Today was a sandwich day. As we battled our way up Mount Street through a blizzard, I screeched in his ear that I was abandoning the fashion industry.
‘I saw the directors this morning.’
‘Oh, what did they say?’
‘That they were keeping me on for the time being but that they make no promises for the future.’
‘What did you say?’
‘That I had just had a book accepted for publication and that I am staying on for the time being but I make no promises for the future.’
‘It isn’t true, is it? I can hardly visualize you writing anything.’
‘That’s what the publishers said, originally. Now I want to go on an expedition.’
‘Aren’t you rather old?’
‘I’m just as old here as on an expedition. You can’t imagine anything more rigorous than this, can you? In another couple of years I’ll be dyeing my hair.’
‘In another couple of years you won’t have any to dye,’ said Hyde-Clarke.

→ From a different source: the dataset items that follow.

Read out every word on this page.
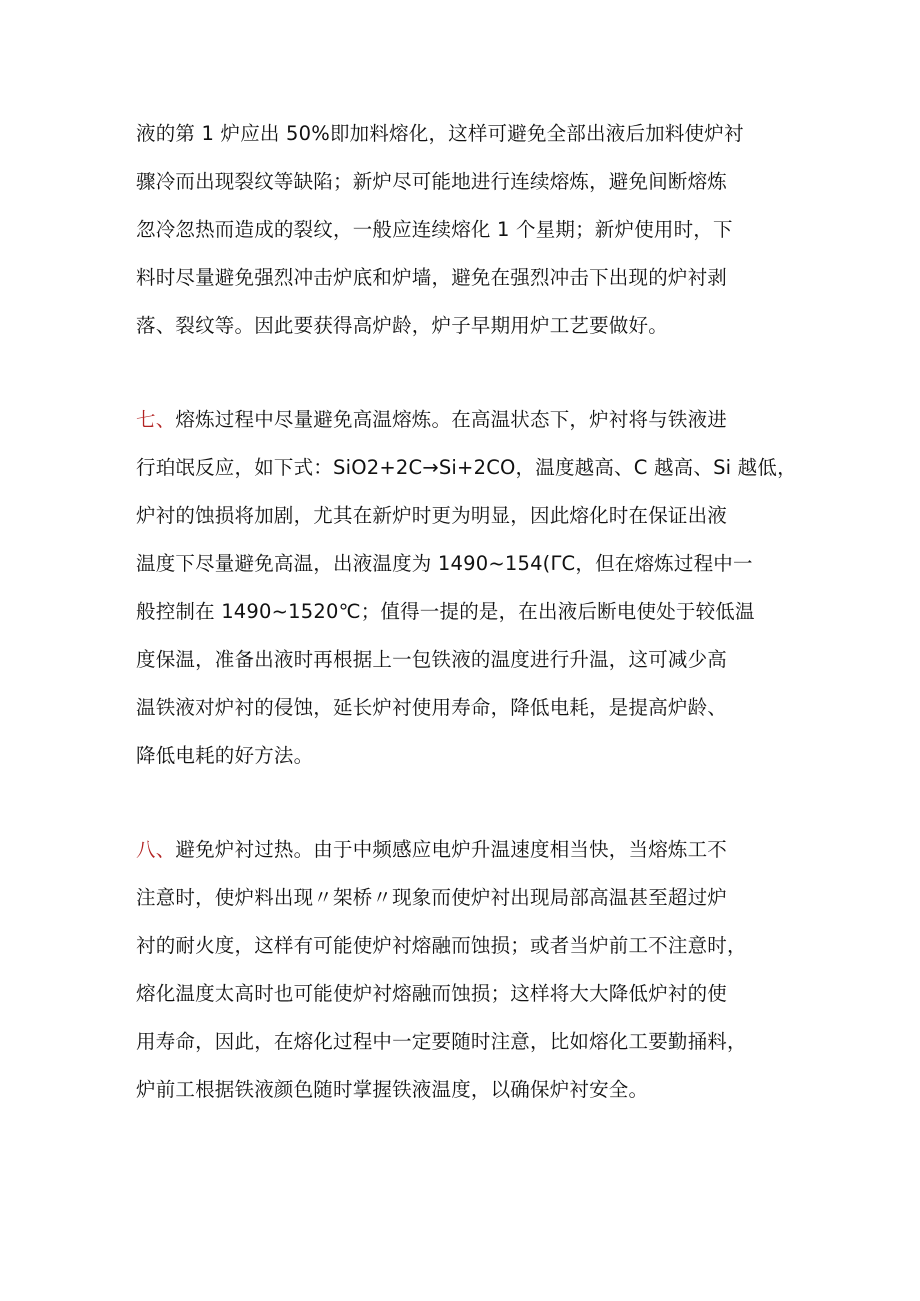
液的第 1 炉应出 50%即加料熔化，这样可避免全部出液后加料使炉衬
骤冷而出现裂纹等缺陷；新炉尽可能地进行连续熔炼，避免间断熔炼
忽冷忽热而造成的裂纹，一般应连续熔化 1 个星期；新炉使用时，下
料时尽量避免强烈冲击炉底和炉墙，避免在强烈冲击下出现的炉衬剥
落、裂纹等。因此要获得高炉龄，炉子早期用炉工艺要做好。
七、熔炼过程中尽量避免高温熔炼。在高温状态下，炉衬将与铁液进
行珀氓反应，如下式：SiO2+2C→Si+2CO，温度越高、C 越高、Si 越低，
炉衬的蚀损将加剧，尤其在新炉时更为明显，因此熔化时在保证出液
温度下尽量避免高温，出液温度为 1490~154(ΓC，但在熔炼过程中一
般控制在 1490~1520℃；值得一提的是，在出液后断电使处于较低温
度保温，准备出液时再根据上一包铁液的温度进行升温，这可减少高
温铁液对炉衬的侵蚀，延长炉衬使用寿命，降低电耗，是提高炉龄、
降低电耗的好方法。
八、避免炉衬过热。由于中频感应电炉升温速度相当快，当熔炼工不
注意时，使炉料出现〃架桥〃现象而使炉衬出现局部高温甚至超过炉
衬的耐火度，这样有可能使炉衬熔融而蚀损；或者当炉前工不注意时，
熔化温度太高时也可能使炉衬熔融而蚀损；这样将大大降低炉衬的使
用寿命，因此，在熔化过程中一定要随时注意，比如熔化工要勤捅料，
炉前工根据铁液颜色随时掌握铁液温度，以确保炉衬安全。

On the way back from ‘luncheon’, while Hyde-Clarke bought some Scotch ribs in a fashionable butcher’s shop, I went into the Post Office in Mount Street and sent a cable to Hugh Carless, a friend of mine at the British Embassy, Rio de Janeiro.
CAN YOU TRAVEL NURISTAN JUNE?
It had taken me ten years to discover what everyone connected with it had been telling me all along, that the Fashion Industry was not for me.